Et c’est ça, la magie de l’aube. C’est que pendant la première seconde où le jour se lève, rien n’oblige à poursuivre ce jour suivant les anciennes traces. Bien entendu à la deuxième seconde on est déjà ligoté, empaqueté, emporté dans des « manchys plus ou moins de rotin » par des « plus ou moins rampes de la colline » ou des enfers… Mais la première seconde a donné toute sa magie à l’aube. Ici maintenant, Nyons (sans Nyons) pourrait tout recommencer, il n’y a plus que le Nyons obligatoire, c’est-à-dire le Nyons que le monde oblige à vivre et qui oblige le monde à vivre. Aussi naturel et indispensable au monde que le saule, le peuplier, l’olivier, la tomate, la baleine, l’huître, l’éléphant et l’aigle.

Mode de prises de notes, p. 87 :
Je crois aussi que mon idée de partager la page en deux mettant d’un côté une suite de descriptions, très large, pas composée et surtout (ah ça, c’est très important pour garder la vie) pas française.
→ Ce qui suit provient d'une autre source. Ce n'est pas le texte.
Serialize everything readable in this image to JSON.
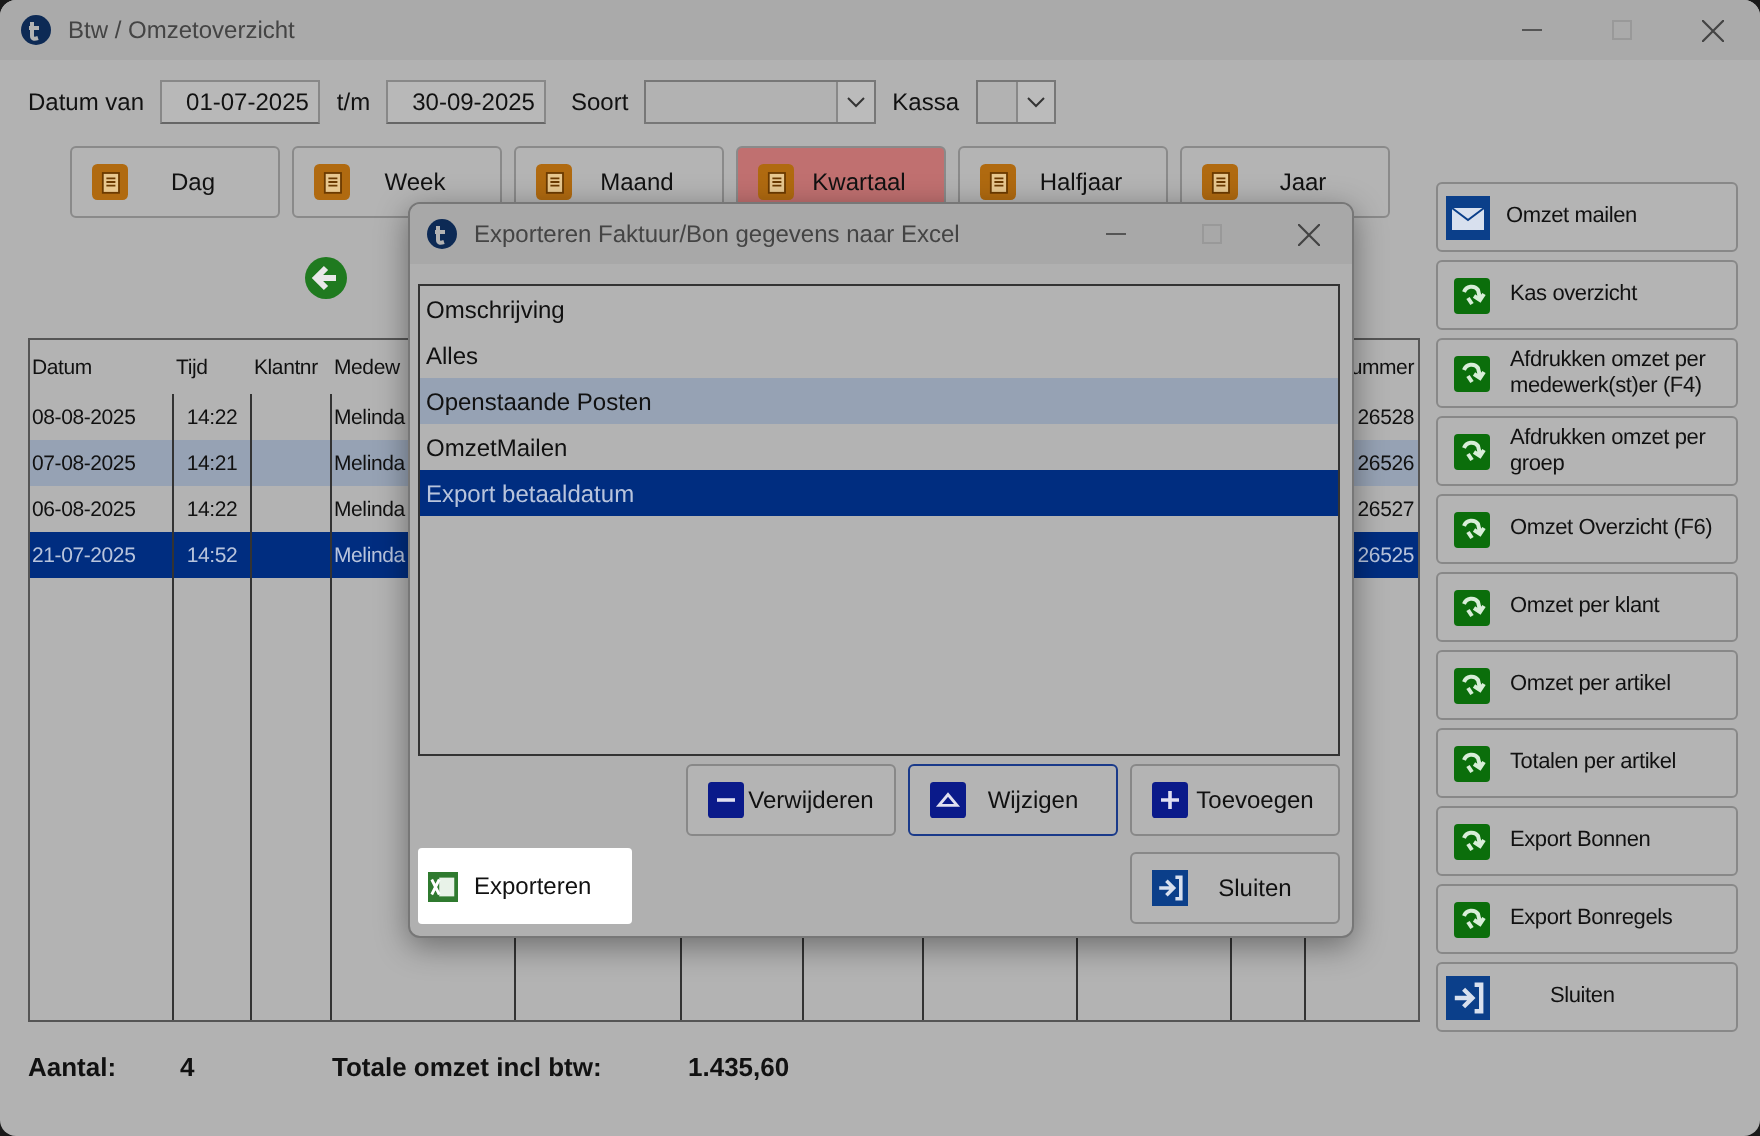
{
  "window": {
    "title": "Btw / Omzetoverzicht"
  },
  "filters": {
    "from_label": "Datum van",
    "from": "01-07-2025",
    "to_label": "t/m",
    "to": "30-09-2025",
    "type_label": "Soort",
    "register_label": "Kassa"
  },
  "periods": [
    {
      "label": "Dag",
      "selected": false
    },
    {
      "label": "Week",
      "selected": false
    },
    {
      "label": "Maand",
      "selected": false
    },
    {
      "label": "Kwartaal",
      "selected": true
    },
    {
      "label": "Halfjaar",
      "selected": false
    },
    {
      "label": "Jaar",
      "selected": false
    }
  ],
  "table": {
    "columns": [
      {
        "header": "Datum"
      },
      {
        "header": "Tijd"
      },
      {
        "header": "Klantnr"
      },
      {
        "header": "Medew"
      },
      {
        "header": "ummer"
      }
    ],
    "rows": [
      {
        "cells": [
          "08-08-2025",
          "14:22",
          "",
          "Melinda",
          "26528"
        ],
        "highlighted": false,
        "selected": false
      },
      {
        "cells": [
          "07-08-2025",
          "14:21",
          "",
          "Melinda",
          "26526"
        ],
        "highlighted": true,
        "selected": false
      },
      {
        "cells": [
          "06-08-2025",
          "14:22",
          "",
          "Melinda",
          "26527"
        ],
        "highlighted": false,
        "selected": false
      },
      {
        "cells": [
          "21-07-2025",
          "14:52",
          "",
          "Melinda",
          "26525"
        ],
        "selected": true
      }
    ]
  },
  "actions": [
    {
      "label": "Omzet mailen",
      "kind": "mail"
    },
    {
      "label": "Kas overzicht",
      "kind": "report"
    },
    {
      "label": "Afdrukken omzet per medewerk(st)er (F4)",
      "kind": "report"
    },
    {
      "label": "Afdrukken omzet per groep",
      "kind": "report"
    },
    {
      "label": "Omzet Overzicht (F6)",
      "kind": "report"
    },
    {
      "label": "Omzet per klant",
      "kind": "report"
    },
    {
      "label": "Omzet per artikel",
      "kind": "report"
    },
    {
      "label": "Totalen per artikel",
      "kind": "report"
    },
    {
      "label": "Export Bonnen",
      "kind": "report"
    },
    {
      "label": "Export Bonregels",
      "kind": "report"
    },
    {
      "label": "Sluiten",
      "kind": "exit"
    }
  ],
  "summary": {
    "count_label": "Aantal:",
    "count": "4",
    "total_label": "Totale omzet incl btw:",
    "total": "1.435,60"
  },
  "dialog": {
    "title": "Exporteren Faktuur/Bon gegevens naar Excel",
    "list_header": "Omschrijving",
    "items": [
      {
        "label": "Alles",
        "highlighted": false,
        "selected": false
      },
      {
        "label": "Openstaande Posten",
        "highlighted": true,
        "selected": false
      },
      {
        "label": "OmzetMailen",
        "highlighted": false,
        "selected": false
      },
      {
        "label": "Export betaaldatum",
        "selected": true
      }
    ],
    "buttons": [
      {
        "label": "Verwijderen",
        "kind": "remove",
        "focused": false
      },
      {
        "label": "Wijzigen",
        "kind": "edit",
        "focused": true
      },
      {
        "label": "Toevoegen",
        "kind": "add",
        "focused": false
      }
    ],
    "export_button": "Exporteren",
    "close_button": "Sluiten"
  }
}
Je veux dire pas grammaticale surtout. Je veux dire mal écrit, je veux dire non pas écrit comme je dois l’écrire – mais d’ailleurs je ne dois pas. Je n’ai pas le devoir d’écrire comme ça – mais comme je le sens sur l’instant où j’écris ([…] car il faut surtout – il faut seulement – que j’aie la sensation vierge et vivace). Alors, donc d’un côté de la page la description très large, écrite comme « un cochon » mais comme un cochon d’or. Et de l’autre côté de la page les notations de son, de couleur et d’odeur. Comme le deuxième registre à ma disposition l’un pouvant se renforcer de l’autre, l’un pouvant jouer par rapport à l’autre (ce qui est très important). Les solutions de l’un et l’autre prenant ainsi parfois leur grandeur de l’absence. Enfin tout ce qu’il est possible de faire déjà avec deux registres et deux claviers. Ainsi les notes resteront vives. Les couleurs ne sécheront pas dans les tubes.